4. As rápidas e contínuas transformações por que passa a sociedade actual e a proximidade do Grande Jubileu do Ano 2000 exortam-vos a apresentar novas perspectivas à vossa generosidade, com a sua tradição de santidade e heroísmo. Como apresentar, pois, o vosso carisma redentor aos homens e mulheres do próximo milénio? Este é o interrogativo que, seguindo o exemplo de São Pedro Nolasco e das grandes figuras de sacerdotes e leigos que compartilharam este carisma, delineastes durante o Capítulo Geral, invocando sobre este a luz e a graça do Espírito Santo. A resposta exige opções audaciosas que caracterizam a missão da Igreja e foram abordadas pelas reflexões e pelos trabalhos do Capítulo.

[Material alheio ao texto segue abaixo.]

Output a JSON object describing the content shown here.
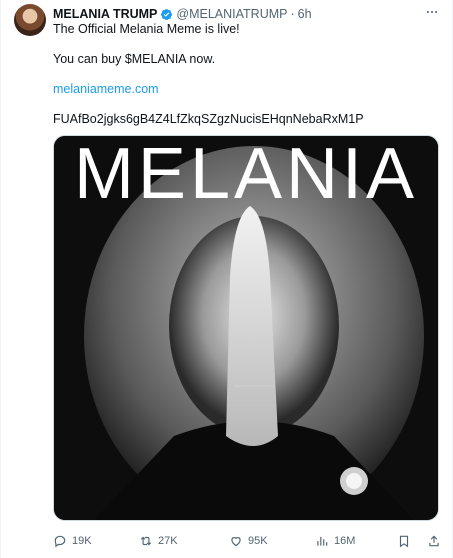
{
  "author": {
    "name": "MELANIA TRUMP",
    "handle": "@MELANIATRUMP",
    "separator": "·",
    "time": "6h"
  },
  "tweet": {
    "line1": "The Official Melania Meme is live!",
    "line2": "You can buy $MELANIA now.",
    "link": "melaniameme.com",
    "contract": "FUAfBo2jgks6gB4Z4LfZkqSZgzNucisEHqnNebaRxM1P"
  },
  "media": {
    "overlay_text": "MELANIA"
  },
  "actions": {
    "replies": "19K",
    "reposts": "27K",
    "likes": "95K",
    "views": "16M"
  },
  "colors": {
    "accent": "#1d9bf0",
    "secondary_text": "#536471",
    "primary_text": "#0f1419"
  },
  "icons": [
    "verified-badge-icon",
    "more-icon",
    "reply-icon",
    "repost-icon",
    "like-icon",
    "views-icon",
    "bookmark-icon",
    "share-icon"
  ]
}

A Exortação Apostólica pós-sinodal Vita consecrata recorda que, para toda a renovação eclesial, são necessárias a conversão e a santidade. «Esta exigência chama em causa, em primeiro lugar, a vida consagrada. Na verdade, a vocação recebida pelas pessoas consagradas para procurarem acima de tudo o Reino de Deus é, antes de mais nada, um chamamento à conversão plena, renunciando a si próprias para viverem totalmente no Senhor, a fim de que Deus seja tudo em todos. Chamados a contemplar e a testemunhar o rosto "transfigurado" de Cristo, os consagrados são chamados também a uma existência transfigurada» (n. 35).